Он обернулся и увидел себя в большом овальном зеркале на фоне мутного, подслеповатого окна и выцветших обоев в крупных золотистых веснушках. Он не привык видеть себя таким, постаревшим и осунувшимся, но более всего его изумляло – как могут уживаться на одном лице лучистые морщинки возле глаз и упрямая, суровая складка у рта, странная податливая полуулыбка и такой колючий, пронзительный взгляд прищуренных глаз, в которых, казалось, ни разу не светилось озорство и веселье. «И когда только я научился так нелепо щуриться», – думал артист, не припоминая, когда у него могла появиться безобразная, не замечаемая ранее дурная привычка.
Но не только это удивляло его и расстраивало. Как ни пытался он вглядываться в своё отражение, он так никого и не увидел рядом с собой, ни единой живой души, даже той тихой девушки из зала, что неотступно и всюду следовала за ним. Странно, что он её там не увидел. Могла же она как-нибудь дать знать о себе: неясным контуром, промелькнувшей тенью…
Правда, в его жизни она открылась позже, ровно за полчаса до того момента, когда он стоял между этажами на лестничной площадке, размышляя о своей жизни и стряхивая пепел с сигареты в консервную банку, привязанную к шпингалету оконной рамы.

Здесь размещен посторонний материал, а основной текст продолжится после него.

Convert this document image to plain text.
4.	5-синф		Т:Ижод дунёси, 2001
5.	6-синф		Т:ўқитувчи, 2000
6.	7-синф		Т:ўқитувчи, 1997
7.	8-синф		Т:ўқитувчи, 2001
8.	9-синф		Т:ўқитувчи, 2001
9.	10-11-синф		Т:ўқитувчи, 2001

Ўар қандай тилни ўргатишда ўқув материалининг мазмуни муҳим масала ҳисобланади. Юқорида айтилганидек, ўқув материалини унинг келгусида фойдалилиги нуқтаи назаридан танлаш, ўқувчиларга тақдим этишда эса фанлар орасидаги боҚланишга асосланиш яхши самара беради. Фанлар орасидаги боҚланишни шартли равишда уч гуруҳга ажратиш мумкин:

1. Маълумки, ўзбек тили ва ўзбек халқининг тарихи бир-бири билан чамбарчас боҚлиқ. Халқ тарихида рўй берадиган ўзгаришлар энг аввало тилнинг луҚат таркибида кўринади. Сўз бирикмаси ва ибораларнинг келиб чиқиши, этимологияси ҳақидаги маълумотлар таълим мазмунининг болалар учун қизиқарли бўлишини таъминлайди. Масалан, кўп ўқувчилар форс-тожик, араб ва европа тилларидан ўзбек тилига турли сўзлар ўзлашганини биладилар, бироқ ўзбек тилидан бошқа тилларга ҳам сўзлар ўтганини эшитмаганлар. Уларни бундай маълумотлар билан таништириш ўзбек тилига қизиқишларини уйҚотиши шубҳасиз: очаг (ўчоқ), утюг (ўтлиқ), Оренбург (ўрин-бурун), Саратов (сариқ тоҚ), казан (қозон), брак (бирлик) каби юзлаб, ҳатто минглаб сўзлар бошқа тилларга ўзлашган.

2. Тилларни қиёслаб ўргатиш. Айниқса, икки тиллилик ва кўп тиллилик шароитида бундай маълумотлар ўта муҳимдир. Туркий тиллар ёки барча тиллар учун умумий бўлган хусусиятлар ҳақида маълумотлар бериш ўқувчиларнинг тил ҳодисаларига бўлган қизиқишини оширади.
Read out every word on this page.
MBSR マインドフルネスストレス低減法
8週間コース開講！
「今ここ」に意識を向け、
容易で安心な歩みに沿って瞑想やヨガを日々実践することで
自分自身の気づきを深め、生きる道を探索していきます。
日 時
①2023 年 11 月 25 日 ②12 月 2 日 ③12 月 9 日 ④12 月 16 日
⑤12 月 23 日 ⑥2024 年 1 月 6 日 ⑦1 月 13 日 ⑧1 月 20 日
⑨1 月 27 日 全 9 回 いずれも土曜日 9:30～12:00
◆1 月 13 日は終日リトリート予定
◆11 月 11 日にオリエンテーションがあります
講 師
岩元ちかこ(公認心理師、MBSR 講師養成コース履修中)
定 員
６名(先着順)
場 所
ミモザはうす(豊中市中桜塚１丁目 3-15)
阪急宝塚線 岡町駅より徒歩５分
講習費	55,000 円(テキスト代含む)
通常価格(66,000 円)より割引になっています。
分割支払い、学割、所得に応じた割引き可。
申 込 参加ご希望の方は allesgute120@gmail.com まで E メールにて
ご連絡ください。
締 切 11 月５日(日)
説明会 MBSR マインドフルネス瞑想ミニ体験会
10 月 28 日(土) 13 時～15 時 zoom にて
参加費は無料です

Она нажала на кнопку дверного звонка, которой не пользовался никто и никогда. Звонок пронзительно отозвался ей рваным, дребезжащим фальцетом, поражаясь и своему нескладному голосу и тому, что кто-то, наконец-таки, о нём вспомнил. Квартира вздрогнула от такого необычного звука, не похожего ни на позвякивание лифта, ни на скрипы детской коляски, не шелохнулись разве что неуклюжие цветки герани на окнах и золотистый выцветший горошек на старых обоях.
Дверь открыла жена. Артист же смотрел на гостью, показавшуюся в проёме, из-под руки жены, надёжно скрытый от глаз своей поклонницы полумраком прихожей и пыльной одеждой, тесно развешенной у входа.
Хлынувший из подъезда свет так тесно обтекал фигуру девушки, что она сделалась совсем тоненькой, почти неразличимой, и казалось, что сделай она шаг через порог, то попросту сольётся с полумраком прихожей и перестанет существовать вовсе. Как она не слышала слов артиста, так теперь он почти не слышал её слов. Зато он хорошо слышал голос жены и доносившиеся откуда-то с нижних этажей гулкие, одинокие шаги, похожие на глухое, невнятное бормотание какого-то страшного, бездушного существа.
Он не понимал, что случилось в его судьбе, что произошло в жизни этой странной, влюблённой девушки, но всякий раз, выходя на сцену, он пристально и с незнакомым ранее волнением смотрел в зрительный зал.
Смотрел наперекор самому себе и своей судьбе, лишившей его чего-то очень значительного, исключительно важного, непонятного и манящего. Нет, боль никуда не исчезла, просто она переместилась с кончиков его век куда-то глубоко в сердце, туда, где вопреки всей науке и медицине, у человека должна находиться его бессмертная человеческая душа.